Messages From An Owl by Max R. Terman
Publisher: Princeton University Press (February 1996)
Genre: Non-Fiction, Biology
Messages From An Owl was one of the highest rated books on my to-read list. With an average rating of 4.67, I felt it must be amazing. And even though this rating is based only on 5 people (I know, that is very little), I decided to give it a try.
The author, Max R. Terman, is a zoologist from Kansas. One day, he rescues a great horned owlet and decides to try and raise it. Many biologists believe that this is a futile try, as most hand-raises owl are never capable of surviving on their own, let alone be a normal functioning member of their species. Terman tries anyway and we follow him on his adventures. By the end of the book he has told us all about the ecology and life history of the great horned owl. He doesn’t forget the more general science education either. The best is that he manages to teach all these things without me noticing it. I was so drawn to Stripey’s story. We get to know this owl through all the stages of life, making me feel very connected. By interweaving his own experiences with his knowledge, the author managed to make this a very pleasurable book.

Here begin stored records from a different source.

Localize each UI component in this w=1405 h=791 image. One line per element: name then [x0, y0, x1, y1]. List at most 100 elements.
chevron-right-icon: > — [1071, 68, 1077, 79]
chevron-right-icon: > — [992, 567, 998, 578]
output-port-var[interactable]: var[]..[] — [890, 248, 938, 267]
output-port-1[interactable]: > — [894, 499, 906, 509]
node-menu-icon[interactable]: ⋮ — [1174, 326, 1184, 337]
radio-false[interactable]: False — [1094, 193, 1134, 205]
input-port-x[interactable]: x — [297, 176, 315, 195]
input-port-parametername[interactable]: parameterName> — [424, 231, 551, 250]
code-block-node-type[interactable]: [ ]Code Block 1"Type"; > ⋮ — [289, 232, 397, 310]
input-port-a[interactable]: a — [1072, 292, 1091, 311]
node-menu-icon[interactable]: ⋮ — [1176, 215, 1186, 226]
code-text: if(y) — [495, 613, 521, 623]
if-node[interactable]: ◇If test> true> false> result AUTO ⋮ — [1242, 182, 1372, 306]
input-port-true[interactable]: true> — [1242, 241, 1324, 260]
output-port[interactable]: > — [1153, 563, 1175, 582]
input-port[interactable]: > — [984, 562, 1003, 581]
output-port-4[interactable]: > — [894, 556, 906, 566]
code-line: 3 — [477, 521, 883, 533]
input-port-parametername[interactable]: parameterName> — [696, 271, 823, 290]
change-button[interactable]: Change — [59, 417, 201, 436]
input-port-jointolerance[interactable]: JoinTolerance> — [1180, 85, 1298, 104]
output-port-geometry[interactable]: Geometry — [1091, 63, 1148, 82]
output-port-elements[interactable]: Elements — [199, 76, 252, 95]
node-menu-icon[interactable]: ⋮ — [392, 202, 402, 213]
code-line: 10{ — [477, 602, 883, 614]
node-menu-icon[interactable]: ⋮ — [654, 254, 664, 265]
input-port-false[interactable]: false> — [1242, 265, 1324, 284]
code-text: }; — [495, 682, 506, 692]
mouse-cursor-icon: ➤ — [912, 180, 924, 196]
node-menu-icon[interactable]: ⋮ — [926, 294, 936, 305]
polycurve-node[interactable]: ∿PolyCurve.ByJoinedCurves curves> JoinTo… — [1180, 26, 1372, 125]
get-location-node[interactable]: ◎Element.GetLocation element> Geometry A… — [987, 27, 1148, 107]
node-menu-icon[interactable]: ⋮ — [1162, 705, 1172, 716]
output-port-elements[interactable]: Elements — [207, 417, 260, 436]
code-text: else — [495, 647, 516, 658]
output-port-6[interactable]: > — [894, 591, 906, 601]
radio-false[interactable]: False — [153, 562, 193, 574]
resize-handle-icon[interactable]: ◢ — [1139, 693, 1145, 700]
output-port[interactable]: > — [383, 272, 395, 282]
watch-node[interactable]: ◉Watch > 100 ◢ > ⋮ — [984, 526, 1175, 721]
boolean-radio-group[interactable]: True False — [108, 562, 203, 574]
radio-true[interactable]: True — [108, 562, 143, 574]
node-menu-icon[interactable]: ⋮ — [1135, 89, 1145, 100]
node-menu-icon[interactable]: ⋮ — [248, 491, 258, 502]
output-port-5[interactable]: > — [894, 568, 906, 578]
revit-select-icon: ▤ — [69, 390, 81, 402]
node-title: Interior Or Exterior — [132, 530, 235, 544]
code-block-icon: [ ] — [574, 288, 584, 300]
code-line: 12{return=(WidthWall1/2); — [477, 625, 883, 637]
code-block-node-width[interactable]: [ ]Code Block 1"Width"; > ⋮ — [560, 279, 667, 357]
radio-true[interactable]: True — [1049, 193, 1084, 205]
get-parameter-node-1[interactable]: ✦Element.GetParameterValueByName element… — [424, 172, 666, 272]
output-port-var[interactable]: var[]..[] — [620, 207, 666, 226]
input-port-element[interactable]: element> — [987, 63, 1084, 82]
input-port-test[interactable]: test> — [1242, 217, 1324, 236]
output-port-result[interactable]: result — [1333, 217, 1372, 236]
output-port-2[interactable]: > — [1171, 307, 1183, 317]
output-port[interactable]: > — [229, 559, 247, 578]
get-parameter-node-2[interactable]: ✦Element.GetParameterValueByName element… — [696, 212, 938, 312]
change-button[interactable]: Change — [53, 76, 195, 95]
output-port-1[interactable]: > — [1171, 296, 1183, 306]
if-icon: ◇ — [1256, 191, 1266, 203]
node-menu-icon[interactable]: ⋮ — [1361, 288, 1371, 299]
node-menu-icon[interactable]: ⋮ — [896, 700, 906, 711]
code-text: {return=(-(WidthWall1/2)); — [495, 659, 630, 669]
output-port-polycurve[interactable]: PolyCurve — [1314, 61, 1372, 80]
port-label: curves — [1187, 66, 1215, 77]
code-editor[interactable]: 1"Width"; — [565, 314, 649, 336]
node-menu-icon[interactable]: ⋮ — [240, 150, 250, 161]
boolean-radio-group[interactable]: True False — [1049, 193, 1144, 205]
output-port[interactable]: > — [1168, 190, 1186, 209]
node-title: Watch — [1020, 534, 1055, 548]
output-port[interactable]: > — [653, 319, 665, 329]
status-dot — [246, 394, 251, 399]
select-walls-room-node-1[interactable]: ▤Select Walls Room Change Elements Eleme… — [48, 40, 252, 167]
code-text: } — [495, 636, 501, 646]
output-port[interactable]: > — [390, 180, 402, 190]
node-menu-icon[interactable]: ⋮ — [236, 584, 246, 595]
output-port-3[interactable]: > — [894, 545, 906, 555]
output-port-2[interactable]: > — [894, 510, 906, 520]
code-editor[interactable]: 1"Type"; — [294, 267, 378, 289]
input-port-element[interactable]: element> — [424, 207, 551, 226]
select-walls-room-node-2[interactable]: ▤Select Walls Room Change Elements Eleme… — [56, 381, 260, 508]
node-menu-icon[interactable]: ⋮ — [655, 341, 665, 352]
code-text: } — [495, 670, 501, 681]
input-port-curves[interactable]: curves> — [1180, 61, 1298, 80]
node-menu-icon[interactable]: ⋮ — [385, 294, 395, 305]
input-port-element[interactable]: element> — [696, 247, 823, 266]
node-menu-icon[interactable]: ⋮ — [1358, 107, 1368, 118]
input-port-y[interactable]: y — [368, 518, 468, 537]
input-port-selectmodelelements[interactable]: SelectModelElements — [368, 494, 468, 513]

The writing style was engaging and had a nice flow. The academic background of the author shines through his sentence construction and word use, but this doesn’t make it unnecessarily complicated.
My favorite quote was actually a quote of the ecologist Richard Brewer that Terman put in the book: ‘We have the responsibility for protecting the earth not because every species is kin but because we are the only one that knows it.’ Little addition from my side: maybe we should also save them because we are the ones destroying their world.
Being a biologist myself I might be a tad biased, but I think that anyone who is even remotely interested in owls or nature should give this one a try! Let’s make Messages From An Owl more popular and increase its number of ratings. I just updated mine, so now it has 6 already!